マイコンの選び方:Q&Aで学ぶマイコン講座(13)(1/4 ページ)
マイコンユーザーのさまざまな疑問に対し、マイコンメーカーのエンジニアがお答えしていく本連載。今回は、初級者の方からよく質問される「マイコンの選び方」についてです。
素朴な疑問から技術トラブルなどマイコンユーザーのあらゆる悩みに対し、マイコンメーカーのエンジニアが回答していく連載「Q&Aで学ぶマイコン講座」。
今回は、初級者から多く寄せられる質問です。
マイコンを使おうと考えていますが、何を基準に、どんなマイコンを選べばいいのでしょうか?カタログやマニュアルではどの項目をチェックすれば良いでしょうか?

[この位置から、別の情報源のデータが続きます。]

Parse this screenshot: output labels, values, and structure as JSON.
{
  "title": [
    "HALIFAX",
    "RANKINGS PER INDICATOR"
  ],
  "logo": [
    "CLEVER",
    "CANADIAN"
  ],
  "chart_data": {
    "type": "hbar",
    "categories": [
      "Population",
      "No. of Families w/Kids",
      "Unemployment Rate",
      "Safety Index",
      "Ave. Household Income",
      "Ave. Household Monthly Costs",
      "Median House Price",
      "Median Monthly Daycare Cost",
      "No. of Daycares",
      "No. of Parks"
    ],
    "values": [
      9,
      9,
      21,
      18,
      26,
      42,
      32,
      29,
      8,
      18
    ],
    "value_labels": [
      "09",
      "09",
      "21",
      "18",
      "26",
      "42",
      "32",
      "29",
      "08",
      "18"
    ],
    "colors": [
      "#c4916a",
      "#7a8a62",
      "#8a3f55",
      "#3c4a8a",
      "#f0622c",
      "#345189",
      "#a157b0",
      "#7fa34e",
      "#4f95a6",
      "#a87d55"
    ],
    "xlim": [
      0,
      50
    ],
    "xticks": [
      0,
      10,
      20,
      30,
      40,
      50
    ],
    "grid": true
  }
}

マイコンを選ぶ場合には仕様(スペック)をチェックしなければなりません。図1にSTマイクロエレクトロニクスのSTM32F103のデータシートの表紙に記載されている仕様を示します。
【1】CPUの処理能力
演算速度が何MHzか?、演算桁数が何ビットか?など
【2】メモリの大きさと種類
ROMのサイズと種類(Mask、Flash、EEPROM、EPROMなど)、RAMのサイズなど
【3】電気的特性
動作電圧と消費電流
【4】内蔵されている周辺機能
タイマ(汎用、時計用、PWM出力など)、通信機能(USART、SPI、I2C、USBなど)、特殊機能(LAN、暗号化機構、LCD制御・駆動、カメラ用インタフェースなど)、アナログ回路(A-Dコンバータ、D-Aコンバータなど)など
【5】形態
パッケージのタイプ(QFP、BGA、QFNなど)、ピン数(20ピン、32ピン、64ピン、100ピンなど)

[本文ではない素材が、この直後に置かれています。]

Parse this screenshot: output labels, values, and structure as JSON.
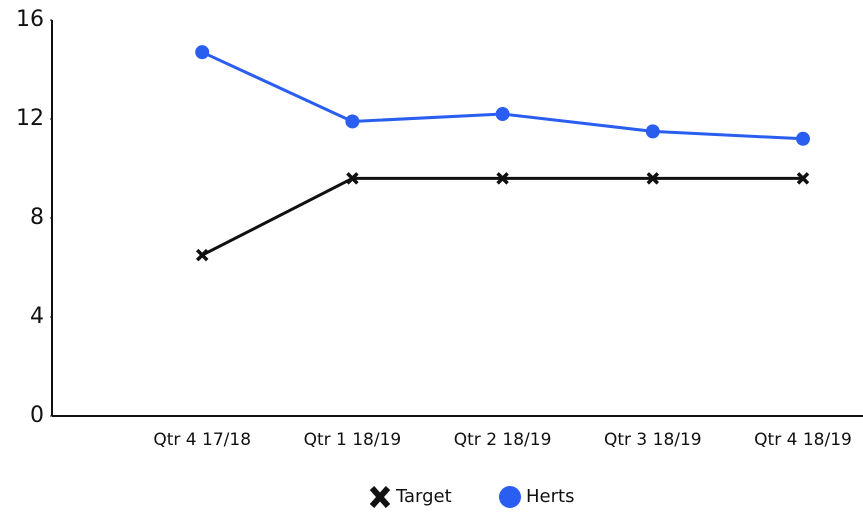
{
  "chart_data": {
    "type": "line",
    "categories": [
      "Qtr 4 17/18",
      "Qtr 1 18/19",
      "Qtr 2 18/19",
      "Qtr 3 18/19",
      "Qtr 4 18/19"
    ],
    "series": [
      {
        "name": "Target",
        "color": "#111111",
        "marker": "x",
        "values": [
          6.5,
          9.6,
          9.6,
          9.6,
          9.6
        ]
      },
      {
        "name": "Herts",
        "color": "#2a5ef0",
        "marker": "circle",
        "values": [
          14.7,
          11.9,
          12.2,
          11.5,
          11.2
        ]
      }
    ],
    "ylim": [
      0,
      16
    ],
    "yticks": [
      0,
      4,
      8,
      12,
      16
    ],
    "grid": false,
    "legend": "bottom"
  }
}
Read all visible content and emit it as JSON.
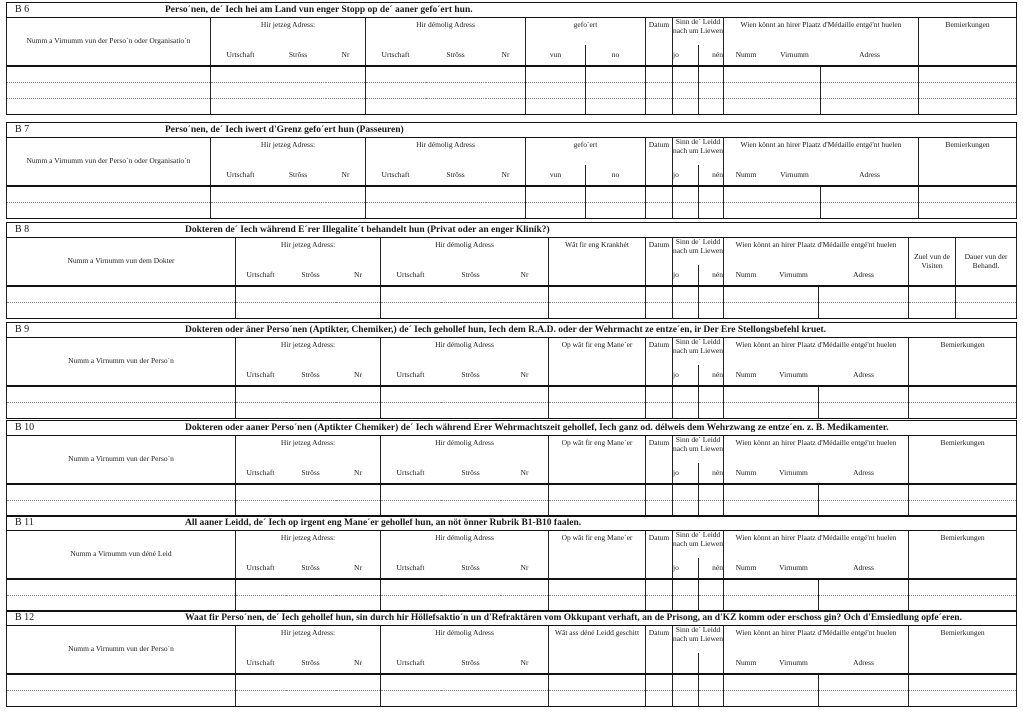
{
  "common": {
    "jetzeg": "Hir jetzeg Adress:",
    "demolig": "Hir démolig Adress",
    "urtschaft": "Urtschaft",
    "stross": "Strôss",
    "nr": "Nr",
    "gefoert": "gefo´ert",
    "vun": "vun",
    "no": "no",
    "datum": "Datum",
    "sinn": "Sinn de´ Leidd nach um Liewen",
    "jo": "jo",
    "nen": "nén",
    "wien": "Wien könnt an hirer Plaatz d'Médaille entgé'nt huelen",
    "numm": "Numm",
    "virnumm": "Virnumm",
    "adress": "Adress",
    "bemierkungen": "Bemierkungen",
    "zuel": "Zuel vun de Visiten",
    "dauer": "Dauer vun der Behandl."
  },
  "sections": [
    {
      "id": "B 6",
      "variant": "A",
      "rows": 3,
      "title": "Perso´nen, de´ Iech hei am Land vun enger Stopp op de´ aaner gefo´ert hun.",
      "name_header": "Numm a Virnumm vun der Perso´n oder Organisatio´n"
    },
    {
      "id": "B 7",
      "variant": "A",
      "rows": 2,
      "title": "Perso´nen, de´ Iech iwert d'Grenz gefo´ert hun (Passeuren)",
      "name_header": "Numm a Virnumm vun der Perso´n oder Organisatio´n"
    },
    {
      "id": "B 8",
      "variant": "B",
      "rows": 2,
      "title": "Dokteren de´ Iech während E´rer Illegalite´t behandelt hun (Privat oder an enger Klinik?)",
      "name_header": "Numm a Virnumm vun dem Dokter",
      "col": "Wât fir eng Krankhét"
    },
    {
      "id": "B 9",
      "variant": "C",
      "rows": 2,
      "title": "Dokteren oder âner Perso´nen (Aptikter, Chemiker,) de´ Iech gehollef hun, Iech dem R.A.D. oder der Wehrmacht ze entze´en, ir Der Ere Stellongsbefehl kruet.",
      "name_header": "Numm a Virnumm vun der Perso´n",
      "col": "Op wât fir eng Mane´er"
    },
    {
      "id": "B 10",
      "variant": "C",
      "rows": 2,
      "title": "Dokteren oder aaner Perso´nen (Aptikter Chemiker) de´ Iech während Erer Wehrmachtszeit gehollef, Iech ganz od. délweis dem Wehrzwang ze entze´en. z. B. Medikamenter.",
      "name_header": "Numm a Virnumm vun der Perso´n",
      "col": "Op wât fir eng Mane´er"
    },
    {
      "id": "B 11",
      "variant": "C",
      "rows": 2,
      "title": "All aaner Leidd, de´ Iech op irgent eng Mane´er gehollef hun, an nöt önner Rubrik B1-B10 faalen.",
      "name_header": "Numm a Virnumm vun déné Leid",
      "col": "Op wât fir eng Mane´er"
    },
    {
      "id": "B 12",
      "variant": "C",
      "rows": 2,
      "title": "Waat fir Perso´nen, de´ Iech gehollef hun, sin durch hir Höllefsaktio´n un d'Refraktären vom Okkupant verhaft, an de Prisong, an d'KZ komm oder erschoss gin? Och d'Emsiedlung opfe´eren.",
      "name_header": "Numm a Virnumm vun der Perso´n",
      "col": "Wât ass déné Leidd geschitt",
      "no_jo_nen": true
    }
  ]
}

最も大切なのは【1】で、どのくらいの演算能力が必要なのかを明確にすることです。【1】が決まるとマイコンの製品シリーズが絞られ、そのシリーズの中で【2】〜【6】を選択することになります。【2】はプログラムとデータ量、【3】は電源に依存します。【4】は製品の用途、【5】は製品の形態によって決まります。【6】は開発しようとしている製品のコストから総合的に判断されます。マイコンの価格は【1】〜【5】の内容で大きく変わりますので、最適な仕様で最適な価格を見極める必要があります。